Madrid - Nelle stanze del potere della capitale spagnola queste sono ore decisive, quasi drammatiche, per convincere la Sinistra Repubblicana Catalana e indipendentista (Erc) ad appoggiare i Socialisti e Podemos per formare un nuovo, tanto anelato, governo e chiudere con quattro anni di crisi politica. Forse, dopo il 5 gennaio, ci sarà l'investitura a premier di Pedro Sánchez, vincitore delle elezioni di novembre. E se riuscirà a convincere i catalani ad astenersi dal votarlo al Congresso, avrà i numeri per governare. I presupposti sembrano andare in quella direzione, anche se un imminente ritorno alla politica attiva di Oriol Junqueras potrebbe rimescolare le carte a Madrid come a Barcellona.

L'ex vicepresidente della Catalogna, ex numero uno di Erc, non ha mai smesso di fare politica, nemmeno da dietro le sbarre. Dalla fine del 2017 riceve in carcere deputati e collaboratori, rilascia interviste come fosse un cittadino libero. Non segue gli orari del carcere. Legge, studia e lavora di notte e recupera il sonno, concedendosi lunghe siestas pomeridiane, mentre gli altri carcerati si occupano della cucina e lavanderia del penitenziario. È persino riuscito a farsi trasferire da Madrid alla sua amata Catalogna dopo nemmeno un mese di prigionia. E gli è stato anche permesso di candidarsi alle europee e ottenere un seggio. Certo, 13 anni, non sono pochi da scontare, e Junqueras non ha mai cercato il silenzio. È da sempre presente sui media con una battuta, un commento, persino una minaccia velata. Più mediatico di Carles Puigdemont (fresco di condanna per disobbedienza, dovrà per 18 mesi rinunciare ala politica), ora che ha anche dalla sua parte una sentenza della Corte Europea di Giustizia che lo vuole libero, poiché è un eurodeputato eletto che gode dell'immunità, Junqueras ha alzato ancor di più la voce, come se sentisse già aprirsi le porte del carcere.

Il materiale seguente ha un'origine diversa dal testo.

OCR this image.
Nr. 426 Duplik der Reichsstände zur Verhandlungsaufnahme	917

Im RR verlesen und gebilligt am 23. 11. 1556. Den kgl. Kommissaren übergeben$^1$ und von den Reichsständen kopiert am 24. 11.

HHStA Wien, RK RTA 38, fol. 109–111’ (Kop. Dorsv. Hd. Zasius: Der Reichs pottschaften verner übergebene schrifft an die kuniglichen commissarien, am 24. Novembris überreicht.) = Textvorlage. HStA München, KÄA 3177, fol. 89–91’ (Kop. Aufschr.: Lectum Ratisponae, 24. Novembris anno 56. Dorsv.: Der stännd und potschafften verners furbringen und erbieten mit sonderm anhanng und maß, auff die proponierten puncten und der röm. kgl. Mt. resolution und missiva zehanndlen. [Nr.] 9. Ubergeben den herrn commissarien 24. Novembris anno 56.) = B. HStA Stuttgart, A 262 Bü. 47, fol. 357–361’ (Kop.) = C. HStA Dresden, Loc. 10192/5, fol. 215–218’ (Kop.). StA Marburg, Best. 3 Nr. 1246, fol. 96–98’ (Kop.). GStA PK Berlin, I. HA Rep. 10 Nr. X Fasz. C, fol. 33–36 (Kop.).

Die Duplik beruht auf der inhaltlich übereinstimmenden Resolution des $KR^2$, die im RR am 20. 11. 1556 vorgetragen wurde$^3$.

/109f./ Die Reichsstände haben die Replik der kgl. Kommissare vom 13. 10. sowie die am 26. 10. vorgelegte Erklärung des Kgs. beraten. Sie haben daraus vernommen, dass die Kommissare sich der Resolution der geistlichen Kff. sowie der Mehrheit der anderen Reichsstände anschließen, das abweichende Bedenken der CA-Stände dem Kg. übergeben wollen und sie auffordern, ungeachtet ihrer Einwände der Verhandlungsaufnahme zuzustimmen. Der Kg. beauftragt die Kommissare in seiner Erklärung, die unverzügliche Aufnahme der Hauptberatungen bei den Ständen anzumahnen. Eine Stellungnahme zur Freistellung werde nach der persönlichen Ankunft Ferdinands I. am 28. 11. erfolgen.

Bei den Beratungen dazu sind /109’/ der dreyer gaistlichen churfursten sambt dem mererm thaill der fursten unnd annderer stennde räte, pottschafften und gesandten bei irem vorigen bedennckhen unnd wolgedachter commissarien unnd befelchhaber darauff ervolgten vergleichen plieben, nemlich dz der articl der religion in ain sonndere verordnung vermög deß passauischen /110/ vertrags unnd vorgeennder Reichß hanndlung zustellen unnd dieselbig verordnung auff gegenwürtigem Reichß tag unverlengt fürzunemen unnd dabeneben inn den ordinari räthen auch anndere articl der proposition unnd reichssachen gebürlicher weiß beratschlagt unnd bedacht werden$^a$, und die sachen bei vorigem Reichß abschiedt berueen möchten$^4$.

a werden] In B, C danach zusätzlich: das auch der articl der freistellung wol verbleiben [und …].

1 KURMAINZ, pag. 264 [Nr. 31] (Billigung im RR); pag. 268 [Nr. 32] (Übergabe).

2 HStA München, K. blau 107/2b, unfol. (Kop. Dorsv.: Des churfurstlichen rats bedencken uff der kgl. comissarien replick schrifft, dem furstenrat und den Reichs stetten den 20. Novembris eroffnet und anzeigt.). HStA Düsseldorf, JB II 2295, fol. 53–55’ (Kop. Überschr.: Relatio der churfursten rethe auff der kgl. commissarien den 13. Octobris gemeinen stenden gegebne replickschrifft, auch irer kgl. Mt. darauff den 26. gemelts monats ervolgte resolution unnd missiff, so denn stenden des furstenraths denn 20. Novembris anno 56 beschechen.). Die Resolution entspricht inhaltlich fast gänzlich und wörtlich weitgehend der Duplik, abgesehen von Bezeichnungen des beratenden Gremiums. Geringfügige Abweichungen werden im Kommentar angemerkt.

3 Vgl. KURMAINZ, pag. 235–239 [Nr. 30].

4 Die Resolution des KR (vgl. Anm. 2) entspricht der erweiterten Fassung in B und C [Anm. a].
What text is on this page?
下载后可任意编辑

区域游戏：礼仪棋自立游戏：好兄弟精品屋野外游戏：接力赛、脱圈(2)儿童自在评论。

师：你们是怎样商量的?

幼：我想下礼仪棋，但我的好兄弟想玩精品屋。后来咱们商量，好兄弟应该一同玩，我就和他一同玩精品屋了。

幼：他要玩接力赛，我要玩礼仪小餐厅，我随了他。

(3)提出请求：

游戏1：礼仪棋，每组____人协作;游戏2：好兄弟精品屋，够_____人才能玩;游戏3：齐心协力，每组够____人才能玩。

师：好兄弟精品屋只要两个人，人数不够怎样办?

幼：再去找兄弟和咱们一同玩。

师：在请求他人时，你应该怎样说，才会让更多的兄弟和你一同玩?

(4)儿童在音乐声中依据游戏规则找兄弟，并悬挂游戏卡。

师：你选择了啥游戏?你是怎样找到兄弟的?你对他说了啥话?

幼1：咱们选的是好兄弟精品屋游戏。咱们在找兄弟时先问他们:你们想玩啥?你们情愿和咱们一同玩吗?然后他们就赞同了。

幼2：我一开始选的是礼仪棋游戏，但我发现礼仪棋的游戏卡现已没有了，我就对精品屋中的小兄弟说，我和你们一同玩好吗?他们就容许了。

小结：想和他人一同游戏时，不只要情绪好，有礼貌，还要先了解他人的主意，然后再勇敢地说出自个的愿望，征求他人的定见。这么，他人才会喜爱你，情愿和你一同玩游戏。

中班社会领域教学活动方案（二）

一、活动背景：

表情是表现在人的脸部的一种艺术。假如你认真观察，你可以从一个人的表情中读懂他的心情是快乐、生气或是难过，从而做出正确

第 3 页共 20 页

Sabato pomeriggio, la voce di Junqueras, registrata in carcere, è riecheggiata forte e chiara al XXVIII Congresso Nazionale di Erc a Barcellona. Ha parlato dell'indipendenza della Catalogna, affermando che è «irreversibile» com'è «inevitabile un nuovo referendum (sulla secessione dalla Spagna, ndr)». L'ex vice catalano ha mostrato la sicurezza di avere i numeri «per una grande maggioranza favorevole a costituire la Repubblica Indipendente di Catalogna». Junqueras, in un momento delicato di trattative a Madrid, ha confermato la volontà di procedere verso la «despagnolizzazione» della Catalogna in modo unilaterale, senza il parere di Madrid né della Corta Costituzionale, pronto a seguire nuovamente la strada che lo ha portato a una condanna a tredici anni per disobbedienza, ribellione e malversazione di denaro pubblico, come se avesse già in tasca la vittoria e il 2020 fosse l'anno che da tanto attendeva, dopo l'umiliazione delle manette, del carcere, delle condanne per avere rubato soldi pubblici.

Intanto Antonio Tajani, finito nel mirino degli indipendentisti per aver negato a maggio a Puigdemont condannato di entrare nell'aula del parlamento europeo: «Gli insulti e le minacce dei catalani non mi mettono paura. Ho sempre difeso il diritto e continuerò a farlo a testa alta».